Título: Impacto, desequilíbrio e avarias
Autor: Sônia Filgueiras
Fonte: O Estado de São Paulo, 02/10/2006, Metrópole, p. C4

Sentiram um impacto, ouviram um barulho e nada viram. Depois, olhando pela janela, constataram pequenas avarias. Este é, segundo a Polícia Civil de Mato Grosso, o resumo dos depoimentos da tripulação (piloto e co-piloto) e dos cinco passageiros do Legacy 600 que colidiu com o Boeing da Gol. Recém-comprado pela empresa Excel Air Services, o Legacy partiu de São José dos Campos, em São Paulo, para os Estados Unidos, com escala prevista em Manaus.

Conforme o relato da tripulação do jato - seis americanos e um brasileiro -, as conseqüências da colisão com o Boeing se resumiram a um certo desequilíbrio na aeronave, logo controlado, e a danos em duas peças: parte da cauda do avião e o winglet, na ponta da asa esquerda e cuja função é auxiliar na estabilidade do aparelho.

'Eles relatam ter sentido um impacto e deduziram que podiam ter colidido com outro avião, mas dizem não ter visto nada', diz o delegado Anderson Garcia, que tomou o depoimento do piloto do avião, Joe Lepore, e do co-piloto, Jan Palladino, em Cuiabá.

Por determinação da Polícia Civil de Mato Grosso, os sete depuseram durante toda a noite de anteontem em Cuiabá, no âmbito do inquérito que apura as causas do acidente. Segundo Anderson Garcia, a decisão de pousar na base militar da Serra do Cachimbo logo após a colisão foi uma 'precaução', diante das avarias no avião, visíveis pelas janelas. 'Foi um dano pequeno, segundo eles', disse Garcia.

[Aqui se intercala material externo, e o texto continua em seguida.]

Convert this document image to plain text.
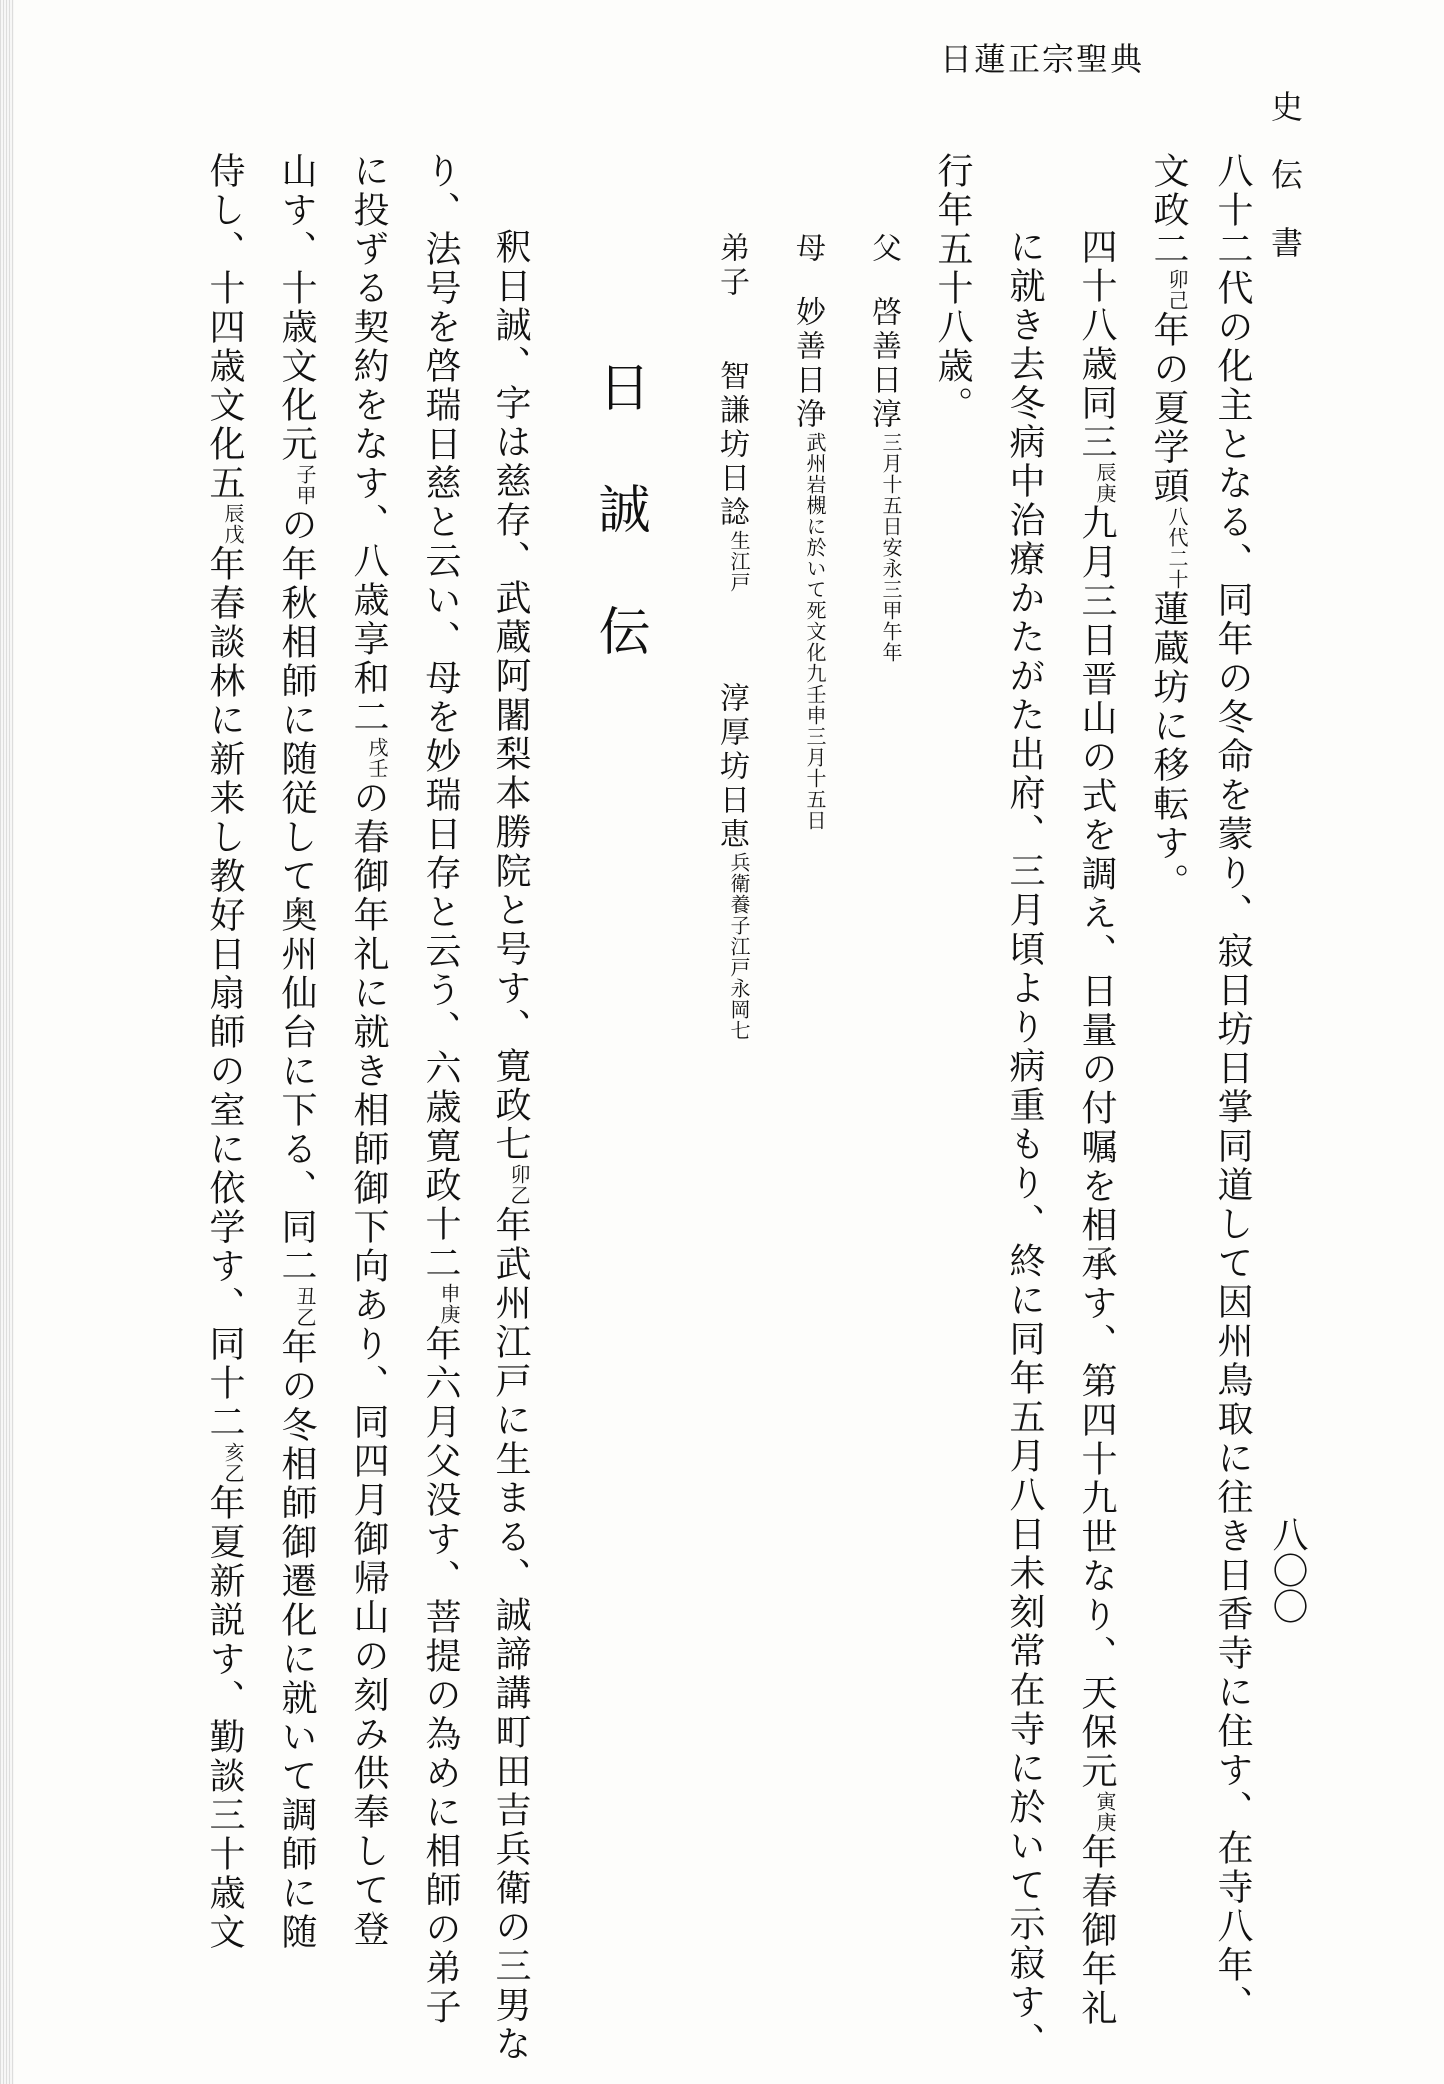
日蓮正宗聖典
史伝書
八〇〇
八十二代の化主となる、同年の冬命を蒙り、寂日坊日掌同道して因州鳥取に往き日香寺に住す、在寺八年、
文政二
己
卯
年の夏学頭
二十
八代
蓮蔵坊に移転す。
四十八歳同三
庚
辰
九月三日晋山の式を調え、日量の付嘱を相承す、第四十九世なり、天保元
庚
寅
年春御年礼
に就き去冬病中治療かたがた出府、三月頃より病重もり、終に同年五月八日未刻常在寺に於いて示寂す、
行年五十八歳。
父
啓善日淳
安永三甲午年
三月十五日
母
妙善日浄
文化九壬申三月十五日
武州岩槻に於いて死
弟子
智謙坊日諗
江戸
生
淳厚坊日恵
江戸永岡七
兵衛養子
日誠伝
釈日誠、字は慈存、武蔵阿闍梨本勝院と号す、寛政七
乙
卯
年武州江戸に生まる、誠諦講町田吉兵衛の三男な
り、法号を啓瑞日慈と云い、母を妙瑞日存と云う、六歳寛政十二
庚
申
年六月父没す、菩提の為めに相師の弟子
に投ずる契約をなす、八歳享和二
壬
戌
の春御年礼に就き相師御下向あり、同四月御帰山の刻み供奉して登
山す、十歳文化元
甲
子
の年秋相師に随従して奥州仙台に下る、同二
乙
丑
年の冬相師御遷化に就いて調師に随
侍し、十四歳文化五
戊
辰
年春談林に新来し教好日扇師の室に依学す、同十二
乙
亥
年夏新説す、勤談三十歳文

Os dois tripulantes afirmaram que o avião, comprado dias antes na fábrica da Embraer em São José dos Campos, tem equipamento anticolisão - dispositivo que identifica a aproximação de outra aeronave - mas, por motivo desconhecido, o alarme não disparou. Piloto e co-piloto também informaram que a rota que seguiam, a 37 mil pés (cerca de 10 km) de altitude, foi autorizada pela torre de São José dos Campos e não se desviaram dela.

Todos foram ouvidos como vítimas. A Polícia de Mato Grosso vai requisitar o plano de vôo do Legacy, vai analisar o conteúdo das caixas-pretas e vai periciar a aeronave, retida na base militar da Serra do Cachimbo. Os resultados serão confrontados com os depoimentos.

'Se ficar comprovado que houve negligência, imprudência ou imperícia, piloto e co-piloto poderão ser enquadrados no crime de homicídio culposo', disse o delegado Garcia, que também é chefe da inteligência da Polícia Civil de Mato Grosso. O prazo para conclusão do inquérito é de 30 dias, mas pode ser ampliado.

Segundo o relato dos dois, o Legacy decolou de São José dos Campos às 14h47. A colisão teria ocorrido por volta das 17 horas, e 30 minutos depois o jato fez o pouso de emergência na Serra do Cachimbo. A aeronave estava no piloto automático e passou a ser conduzida manualmente. Piloto e co-piloto informaram que a visibilidade era boa e estavam recebendo normalmente as comunicações do controle de trafego aéreo. Viajavam a cerca de 800 km/h. Nenhum deles se machucou com o impacto. Já na base militar da Serra do Cachimbo, foram informados da queda do Boeing. 'Os dois manifestaram pesar pelas famílias das vítimas', disse o diretor-geral da Polícia Civil, Romel Luiz dos Santos.

Os depoimentos foram tomados individualmente. Começaram por volta das 20 horas de sábado e só terminaram às 6 horas da manhã de ontem. O grupo estava acompanhado de mais 10 pessoas, entre eles o vice-cônsul dos Estados Unidos em Brasília, Mark Pannel, e uma equipe de funcionários da Embraer. Por orientação da embaixada americana, nenhum deles deu entrevista. Fotos e imagens também não foram permitidas. Liberado, o grupo seguiu para São José dos Campos, mas todos estão liberados para retornar aos Estados Unidos, se desejarem. 'Não há motivo para retê-los', disse Garcia.

Por causa dos rumores de que o Legacy transportava somas em dinheiro, a Polícia Federal fez uma revista no avião que trouxe o grupo da base da Serra do Cachimbo até Cuiabá, mas nada foi encontrado. A vistoria foi feita durante a madrugada. Além do piloto e do co-piloto, estavam a no Legacy dois proprietários da Excel Air Service (Ralph Michielli e David Rimmer), que vieram ao Brasil comprar o avião, dois funcionários da área comercial da Embraer (Henry Yanble e o brasileiro Daniel Bachmann) e o jornalista do The New York Times Joe Sharkei.